Abstract

AbstractCloud-top height (CTH) and cloud-top temperature (CTT) retrieved from the Himawari-8 observations are evaluated using the active shipborne radar–lidar observations derived from the 31-day Clouds, Aerosols, Precipitation Radiation and Atmospheric Composition over the Southern Ocean (CAPRICORN) experiment in 2016 and 1-yr observations from the spaceborne Cloud–Aerosol Lidar with Orthogonal Polarization (CALIOP) cloud product over a large sector of the Southern Ocean.
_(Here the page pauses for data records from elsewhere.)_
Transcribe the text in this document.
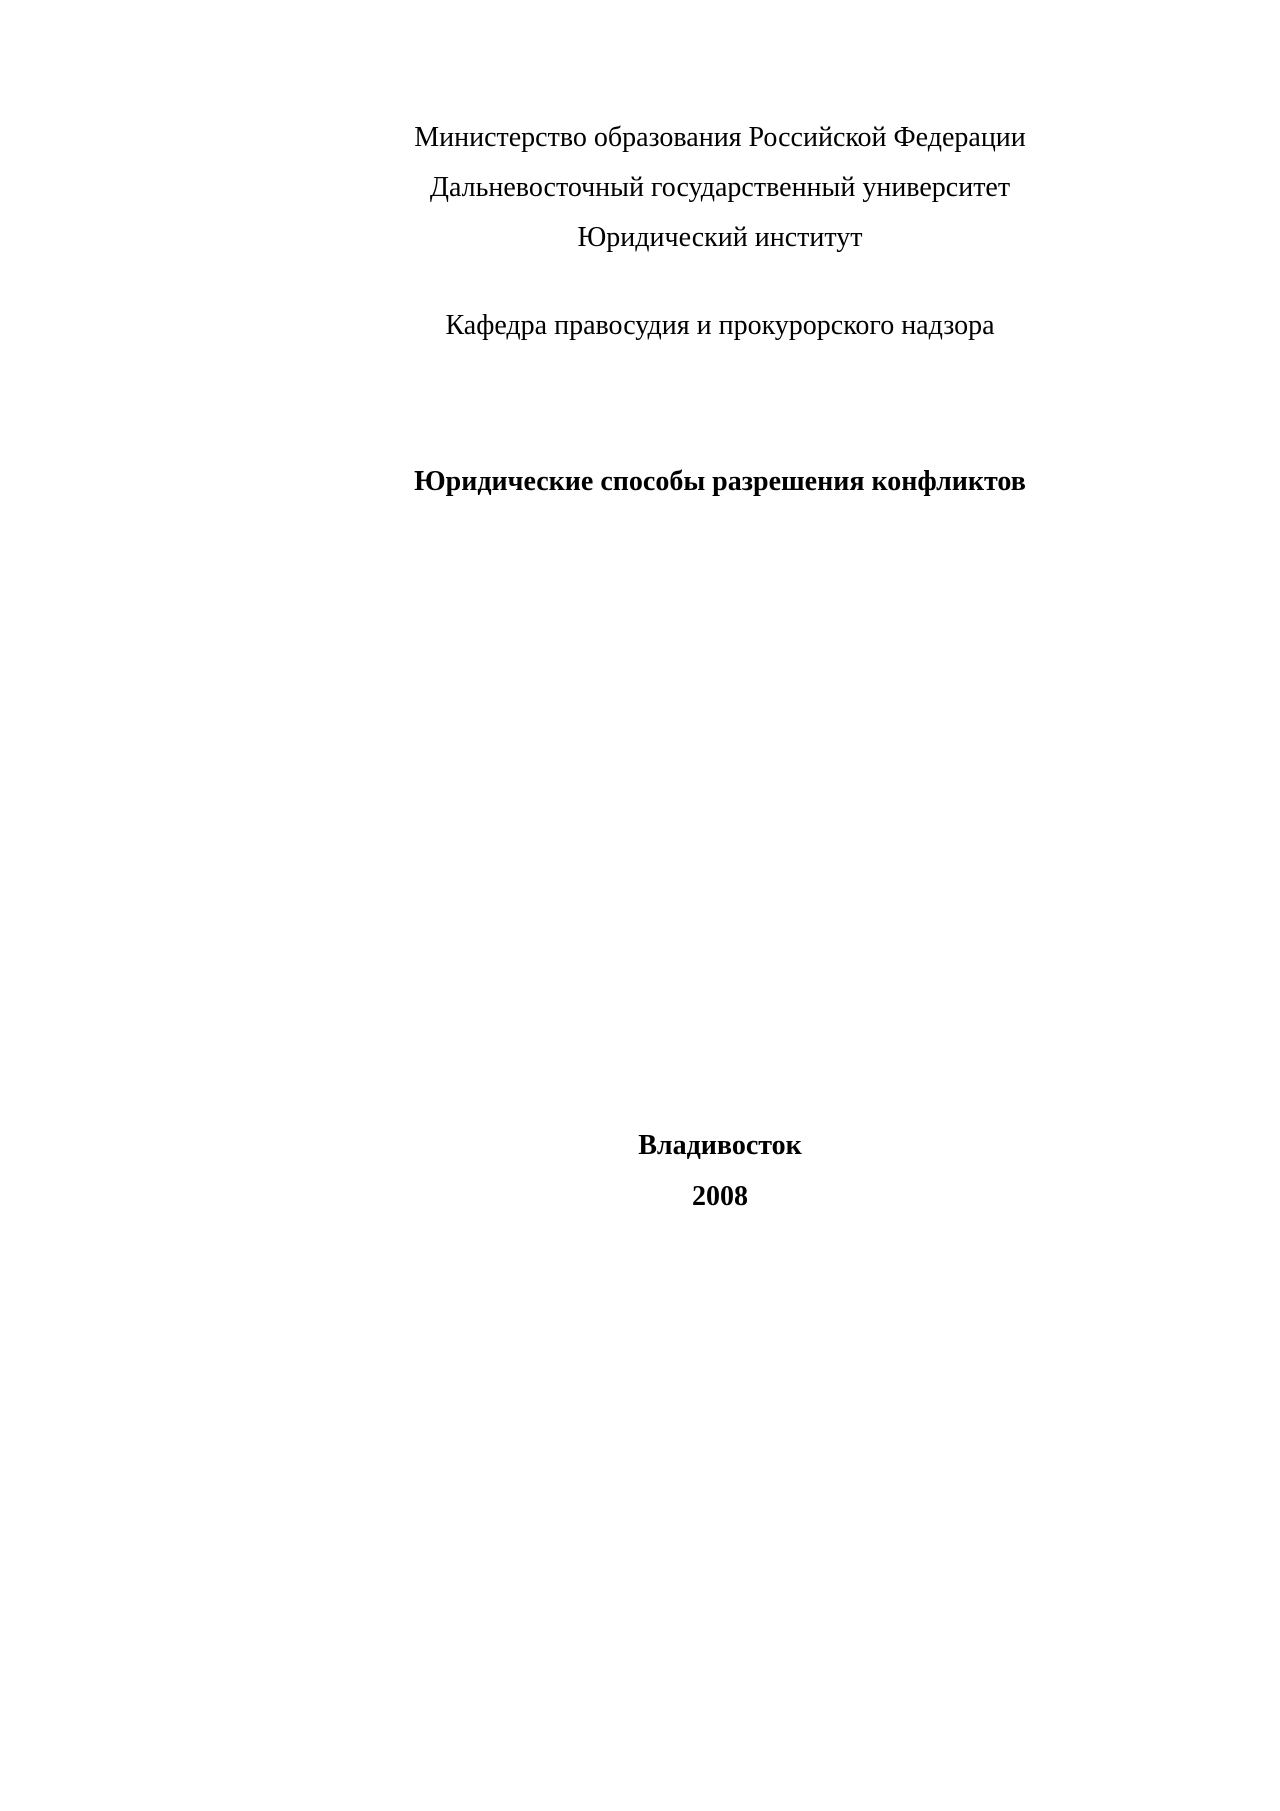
Министерство образования Российской Федерации
Дальневосточный государственный университет
Юридический институт
Кафедра правосудия и прокурорского надзора
Юридические способы разрешения конфликтов
Владивосток
2008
The results show that the Himawari-8 CTH (CTT) retrievals agree reasonably well with both the shipborne estimates, with a correlation coefficient of 0.837 (0.820), a mean bias error of 0.226 km (−2.526°C), and an RMSE of 1.684 km (10.069°C). In the comparison with CALIOP, the corresponding quantities are found to be 0.786 (0.480), −0.570 km (1.343°C), and 2.297 km (25.176°C). The Himawari-8 CTH (CTT) generally falls between the physical CTHs observed by CALIOP and the shipborne radar–lidar estimates. However, major systematic biases are also identified. These errors include (i) a low (warm) bias in CTH (CTT) for warm liquid cloud type, (ii) a cold bias in CTT for supercooled liquid water cloud type, (iii) a lack of CTH at ~3 km that does not have a corresponding gap in CTT, (iv) a tendency of misclassifying some low-/mid-top clouds as cirrus and overlap cloud types, and (v) a saturation of CTH (CTT) around 10 km (−40°C), particularly for cirrus and overlap cloud types. Various challenges that underpin these biases are also explored, including the potential of parallax bias, low-level inversion, and cloud heterogeneity.